National Australia Bank Ltd. will respond within days to the rejection by the country’s regulator of the bank’s planned A$13.3 billion ($12.3 billion) takeover of Axa Asia Pacific Holdings Ltd.
“All the options are being considered at this stage,” Steve Tucker, group executive of NAB Wealth, told the Australian Broadcasting Corp.’s Inside Business program yesterday. “We’ll let the market know in the next few days as to which option we’re going to take.”
The options open to National Australia Bank are to challenge the verdict, offer more concessions to ease competition concerns or drop the purchase completely, Tucker said.
Ten months after agreeing to the takeover, many analysts expect National Australia Bank, the country’s fourth-largest, to abandon the plan. That would leave the Melbourne-based lender to focus on its wealth-management businesses and open the way for rival AMP Ltd. to make a fresh bid for Axa Asia Pacific.
“We expect that NAB, after consideration, will likely let the deal rest now rather than challenge via the courts,” Craig Williams, an analyst at Citigroup Inc., said in a Sept. 10 report. “There is ample opportunity available in integrating its existing wealth businesses and better executing its banking strategies.”
The Australian Competition & Consumer Commission blocked the deal, after opting to consult National Australia Bank’s rivals, because it was concerned National Australia Bank would have too much control of the domestic wealth-management market.
“I guess we’ll abide by the umpire’s decision on that,” Tucker said.
National Australia Bank stock rose on Sept. 9 in Sydney trading when the regulator announced its decision, as concern eased that the bank will have to sell stock to fund the purchase, which some analysts had judged expensive. The bank fell 0.7 percent to A$24.67 on Sept. 10. Axa Asia Pacific rose 0.4 percent to A$5.10. AMP fell 0.8 percent to A$5.
National Australia Bank’s cash offer in December won over Axa Asia Pacific’s independent directors, who rejected AMP’s cash and stock bid of A$12.9 billion. The competition watchdog then blocked the bank’s approach twice, even as it pledged to sell one of the target’s assets to ease antitrust concerns.

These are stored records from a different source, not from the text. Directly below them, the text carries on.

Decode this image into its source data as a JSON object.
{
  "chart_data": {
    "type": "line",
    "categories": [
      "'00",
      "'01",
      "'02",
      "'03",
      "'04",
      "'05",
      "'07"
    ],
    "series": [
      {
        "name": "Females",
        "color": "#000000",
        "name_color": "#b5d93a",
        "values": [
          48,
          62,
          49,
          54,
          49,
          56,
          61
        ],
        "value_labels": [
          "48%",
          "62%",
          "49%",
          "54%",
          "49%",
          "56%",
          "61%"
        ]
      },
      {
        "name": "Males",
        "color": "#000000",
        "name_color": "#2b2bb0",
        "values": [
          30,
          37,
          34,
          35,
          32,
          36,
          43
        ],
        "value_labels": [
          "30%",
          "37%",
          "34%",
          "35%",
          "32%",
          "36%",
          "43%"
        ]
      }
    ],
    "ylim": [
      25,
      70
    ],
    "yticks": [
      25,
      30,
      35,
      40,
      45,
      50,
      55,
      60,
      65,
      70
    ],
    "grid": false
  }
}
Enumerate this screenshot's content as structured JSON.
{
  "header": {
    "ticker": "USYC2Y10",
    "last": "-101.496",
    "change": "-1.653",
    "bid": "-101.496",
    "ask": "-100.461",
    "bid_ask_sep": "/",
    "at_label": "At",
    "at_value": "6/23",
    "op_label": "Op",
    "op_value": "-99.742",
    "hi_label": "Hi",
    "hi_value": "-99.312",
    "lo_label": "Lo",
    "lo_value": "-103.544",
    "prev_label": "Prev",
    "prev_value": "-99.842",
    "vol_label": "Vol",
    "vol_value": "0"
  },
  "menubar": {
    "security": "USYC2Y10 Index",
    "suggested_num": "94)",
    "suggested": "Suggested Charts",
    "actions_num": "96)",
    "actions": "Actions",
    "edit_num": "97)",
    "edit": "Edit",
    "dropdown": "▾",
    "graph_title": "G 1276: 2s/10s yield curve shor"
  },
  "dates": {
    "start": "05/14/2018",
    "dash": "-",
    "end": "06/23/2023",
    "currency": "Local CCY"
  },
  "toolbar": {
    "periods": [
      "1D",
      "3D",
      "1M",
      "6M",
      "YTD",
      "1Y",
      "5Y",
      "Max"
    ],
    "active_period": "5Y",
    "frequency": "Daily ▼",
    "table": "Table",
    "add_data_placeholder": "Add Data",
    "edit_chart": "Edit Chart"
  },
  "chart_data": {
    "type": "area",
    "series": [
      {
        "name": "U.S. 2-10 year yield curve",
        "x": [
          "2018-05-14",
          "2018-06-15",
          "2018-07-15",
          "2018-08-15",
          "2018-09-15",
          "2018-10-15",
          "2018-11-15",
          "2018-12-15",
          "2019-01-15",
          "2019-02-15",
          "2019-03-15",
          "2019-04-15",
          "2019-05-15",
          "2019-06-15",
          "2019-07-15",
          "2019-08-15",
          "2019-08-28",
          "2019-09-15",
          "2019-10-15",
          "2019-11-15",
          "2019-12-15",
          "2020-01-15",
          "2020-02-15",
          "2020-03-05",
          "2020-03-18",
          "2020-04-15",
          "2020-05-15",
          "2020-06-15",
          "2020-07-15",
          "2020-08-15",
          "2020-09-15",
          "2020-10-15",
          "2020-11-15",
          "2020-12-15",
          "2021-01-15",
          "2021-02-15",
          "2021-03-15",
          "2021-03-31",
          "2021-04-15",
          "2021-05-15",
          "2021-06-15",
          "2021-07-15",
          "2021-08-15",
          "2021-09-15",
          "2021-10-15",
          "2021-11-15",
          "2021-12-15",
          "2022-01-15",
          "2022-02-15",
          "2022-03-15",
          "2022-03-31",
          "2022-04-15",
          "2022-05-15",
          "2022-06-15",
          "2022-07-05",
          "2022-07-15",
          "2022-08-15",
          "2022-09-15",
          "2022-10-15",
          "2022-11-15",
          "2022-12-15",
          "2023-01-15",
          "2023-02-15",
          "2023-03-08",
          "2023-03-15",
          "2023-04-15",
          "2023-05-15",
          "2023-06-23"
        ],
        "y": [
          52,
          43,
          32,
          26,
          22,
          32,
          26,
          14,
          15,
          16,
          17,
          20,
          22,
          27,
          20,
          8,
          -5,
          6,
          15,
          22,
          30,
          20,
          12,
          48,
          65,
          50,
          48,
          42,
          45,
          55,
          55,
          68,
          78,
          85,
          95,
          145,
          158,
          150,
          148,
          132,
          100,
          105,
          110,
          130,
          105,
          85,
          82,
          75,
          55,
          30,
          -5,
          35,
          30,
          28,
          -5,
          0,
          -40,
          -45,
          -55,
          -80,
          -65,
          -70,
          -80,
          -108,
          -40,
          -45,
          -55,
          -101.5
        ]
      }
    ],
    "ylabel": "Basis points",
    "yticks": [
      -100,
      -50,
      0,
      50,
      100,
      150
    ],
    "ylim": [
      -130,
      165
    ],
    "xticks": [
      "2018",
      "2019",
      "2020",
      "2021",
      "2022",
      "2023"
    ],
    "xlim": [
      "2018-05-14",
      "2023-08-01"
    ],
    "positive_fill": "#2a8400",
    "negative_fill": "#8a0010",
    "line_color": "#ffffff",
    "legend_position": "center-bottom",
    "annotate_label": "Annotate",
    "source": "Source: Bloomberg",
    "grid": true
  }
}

Asked why he didn’t offer more to win over the regulator, Tucker said the bank had sought not to erode the benefits of the transaction by giving too much away.
“We’ve worked hard with them over the last few months to come up with a package that we thought would satisfy their concerns,” Tucker said. “You have to be careful to get the balance between satisfying the concerns of the ACCC and keeping the integrity of the value of the deal in place.”
To squeeze the takeover through, National Australia Bank had offered to sell Axa Asia Pacific’s North investment platform, an online portal overseeing A$1.4 billion of funds, to smaller asset manager IOOF Holdings Ltd. With that solution rejected, Tucker said National Australia Bank will expand with its existing assets.
“We’ll continue to compete and grow quite vigorously in the markets organically,” Tucker told yesterday’s Inside Business program. “We’ll just continue to go on and compete.”
National Australia Bank and AMP were pursuing a wealth manager with A$78.4 billion of assets, most of them in Australia. They both planned to keep the Australian and New Zealand units and sell eight Asian divisions to Axa SA, the French insurer that owns 54 percent of Axa Asia Pacific.
Analysts including Williams at Citigroup have said the regulator’s blocking of the deal represented a rejection of increased market dominance by National Australia Bank, Westpac Banking Corp., Commonwealth Bank of Australia and Australia & New Zealand Banking Group Ltd.
Speaking to the same Inside Business program, ACCC Deputy Chairman Peter Kell denied the regulator was opposed in principle to any of Australia’s biggest banks becoming larger.
“Of course the ACCC is very much interested in competition in the finance sector,” Kell said on the program. “It’s an area of strong concern to the wider community, but we assess each matter on its merits. We didn’t believe the undertakings would set up IOOF with significant competitive force.”